The problem was, every neighborhood had a gang of boys that kinda ruled the turf (except mine -- I hated my own boring neighborhood) and the boys who lived around Pinoak Lane started to notice me and wonder what I was up to.

[map of their neighborhood and mine]

There were three boys in particular, Paul Weinhofer and Ken Gregorio and Rich Lorenz, who started trying to corner me so they could ask what I was doing there. I'd see them on their bikes riding towards me a block away, and I'd pedal as fast as I could to reach the nearest escape route. This worked for a few weeks. Then one day I saw Paul and Ken suddenly bearing down on me from up the block, tried to execute a quick turn, and found Rich already waiting there on his yellow ten-speed blocking my way. I was trapped. They circled their bikes around me, pinning me back against the Gerwood's garbage cans. "Why are you always here?" Paul Weinhofer demanded, glaring menacingly at me over his chrome-plated handlebars.

I had no answer ready. "The asphalt is good," I whispered timidly.

"The WHAT?"

"Don't you know?" I said. "This street has the best asphalt for skidding. Everybody knows that." The 'everybody knows that' part helped, I think. Paul and Ken and Rich frowned at each other, each one suspicious that the other two did indeed know this. I went on. "They use cheap asphalt where I live. Can't get any friction going. And over on Walnut it's too bumpy, and Orchard has too many cars, and Devonshire would be perfect except for that stupid manhole right in the middle." I was on a roll, feeling good, just making the shit up. "Here, I'll show you," I said.

I turned my front wheel and pointed it at an imaginary spot on the other side of the block. I took off, leaning heavily on my pedals to build up a good speed. When I reached my imaginary point I jammed on the brake, not too hard or too soft but just enough to lock the wheels without halting my forward motion.

This is one of those moments when you need the grace of God. As I jammed on the brake I curved the front wheel in and kicked the rear wheel out and away from the turn. I'd been vertical; now I was suddenly hanging in the air in three dimensions, my front wheel slithering dangerously into the turn while my rear wheel made contact with the ground at a 45-degree angle, slicing into it like the edge of a blade, making a luxurious, wonderful grinding noise. Pebbles flew; I stopped myself from landing face-first by slamming my left foot onto the street (it ached for the next three days). I looked at the ground and there was a gorgeous thick arc-shaped black-rubber mark trailing my rear tire by ten feet. I looked back at the Pinoak Lane boys and they were gaping at me. Then they lined up, Paul first, then Ken, then Rich, to try it themselves.

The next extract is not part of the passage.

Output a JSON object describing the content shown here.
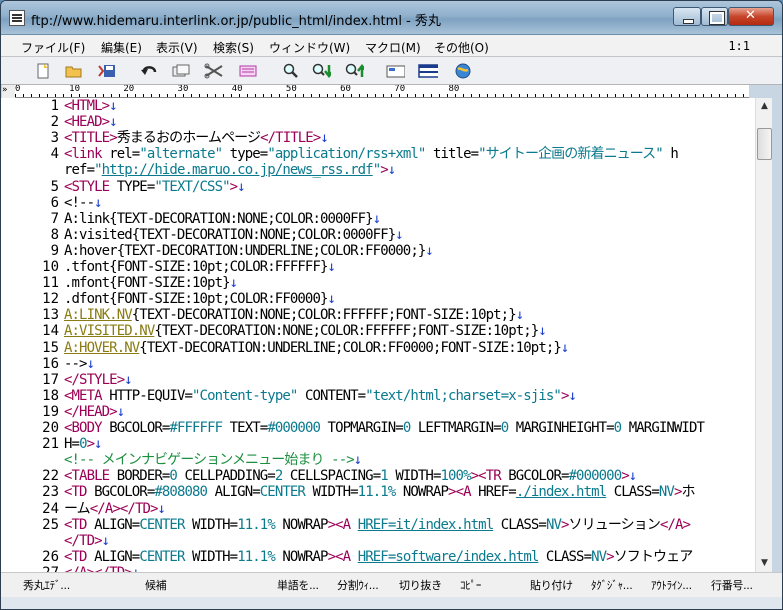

We spent the whole day practicing skids, and did it again the next day and the following weekend. Other boys joined in and they all asked my advice on the best moment to cut the wheels, how hard to hit the brake, how fast to go. I always gave them long, ponderous bullshit answers, like "Well, Keds sneakers are the best because the bottoms are evenly weighted and you need just the right pressure on the left pedal or else you can fall." I amazed myself with the stuff I came up with. It wasn't long before I was seen as some kind of amazingly tuned-in bicycle genius, a Guru of the 4th grade, and Pinoak Lane was my personal holy ground, the Jerusalem of Skidding.